I've a large set of text documents which I will index with Solr, in a format where each line of text has associated metadata. For example:
#metadata1
A line of text.
#metadata2
Another long, broken line of
#metadata3
text that should be searchable.
I'd like to index this such that the content is searchable, including phrase matches spanning multiple lines, but not the metadata. However, I can't discard the metadata: I would like to have any matches still have the associated metadata.
E.g. A query for "line of text" would return 2 matches, one being the first line (and its associated metadata "metadata1") and the other being the second and third lines (with the associated "metadata1" and "metadata2" respectively).
Can anyone describe how this might be done, or reference a tutorial that would get me started?

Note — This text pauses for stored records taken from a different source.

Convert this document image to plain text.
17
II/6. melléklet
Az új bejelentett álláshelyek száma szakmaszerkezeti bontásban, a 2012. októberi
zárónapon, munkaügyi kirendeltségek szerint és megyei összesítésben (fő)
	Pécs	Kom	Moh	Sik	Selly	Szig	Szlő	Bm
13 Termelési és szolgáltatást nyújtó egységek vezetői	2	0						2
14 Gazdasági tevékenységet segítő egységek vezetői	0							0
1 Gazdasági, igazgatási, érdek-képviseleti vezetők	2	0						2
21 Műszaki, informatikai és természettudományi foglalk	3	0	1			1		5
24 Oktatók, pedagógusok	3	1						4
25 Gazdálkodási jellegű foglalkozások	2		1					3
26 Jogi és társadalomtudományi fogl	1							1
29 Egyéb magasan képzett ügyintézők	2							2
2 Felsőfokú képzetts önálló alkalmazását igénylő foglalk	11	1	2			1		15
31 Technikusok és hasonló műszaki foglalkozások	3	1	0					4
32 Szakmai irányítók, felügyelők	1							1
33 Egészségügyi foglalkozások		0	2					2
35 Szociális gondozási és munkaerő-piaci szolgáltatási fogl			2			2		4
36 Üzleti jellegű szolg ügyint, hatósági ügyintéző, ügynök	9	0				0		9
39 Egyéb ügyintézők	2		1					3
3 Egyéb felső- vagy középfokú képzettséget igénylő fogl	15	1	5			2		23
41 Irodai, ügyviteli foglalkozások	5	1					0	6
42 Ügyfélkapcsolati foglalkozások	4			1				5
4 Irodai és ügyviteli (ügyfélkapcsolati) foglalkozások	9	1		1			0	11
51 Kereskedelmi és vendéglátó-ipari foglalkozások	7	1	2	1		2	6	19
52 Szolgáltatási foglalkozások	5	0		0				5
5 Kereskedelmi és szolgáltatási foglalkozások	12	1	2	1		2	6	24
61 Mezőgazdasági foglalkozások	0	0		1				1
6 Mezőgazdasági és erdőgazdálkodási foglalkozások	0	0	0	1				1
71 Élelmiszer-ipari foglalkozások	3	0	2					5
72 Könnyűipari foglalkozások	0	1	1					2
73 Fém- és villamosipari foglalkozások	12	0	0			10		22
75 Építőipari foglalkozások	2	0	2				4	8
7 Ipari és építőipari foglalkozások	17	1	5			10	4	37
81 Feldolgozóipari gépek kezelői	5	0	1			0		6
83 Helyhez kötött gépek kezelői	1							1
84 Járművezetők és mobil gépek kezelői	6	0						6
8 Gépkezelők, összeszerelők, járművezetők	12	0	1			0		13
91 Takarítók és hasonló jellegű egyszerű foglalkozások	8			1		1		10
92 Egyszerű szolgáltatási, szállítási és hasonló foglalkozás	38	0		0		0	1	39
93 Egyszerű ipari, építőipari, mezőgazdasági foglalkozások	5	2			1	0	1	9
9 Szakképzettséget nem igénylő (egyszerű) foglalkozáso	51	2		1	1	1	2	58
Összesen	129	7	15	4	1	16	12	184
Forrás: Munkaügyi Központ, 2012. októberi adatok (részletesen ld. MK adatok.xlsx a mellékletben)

Since Solr uses Lucene under the cover, you should start with the Lucene document model:
- index is a collection of documents
- A document is a sequence of fields.
- A field is a named sequence of terms.
- A term is a string.
Searching goes over one or more fields and returns documents as results. Therefore, if you want to have span queries over multiple lines, you will have to put them into one document, but then the "line of text" query will match only one document.
UPDATE: seems like it's possible to search across multiple fileds using FieldMaskingSpanQuery.
If you don't want to search over metadata lines that's doable (you simply won't index them). Also to include metadata into results (I guess you want to store this while indexing and retrieve at search time).
Configure your fieldType with a PatternReplaceCharFilterFactory that detects and removes the metadata at index-time, and make the field stored so that the metadata is returned on a match.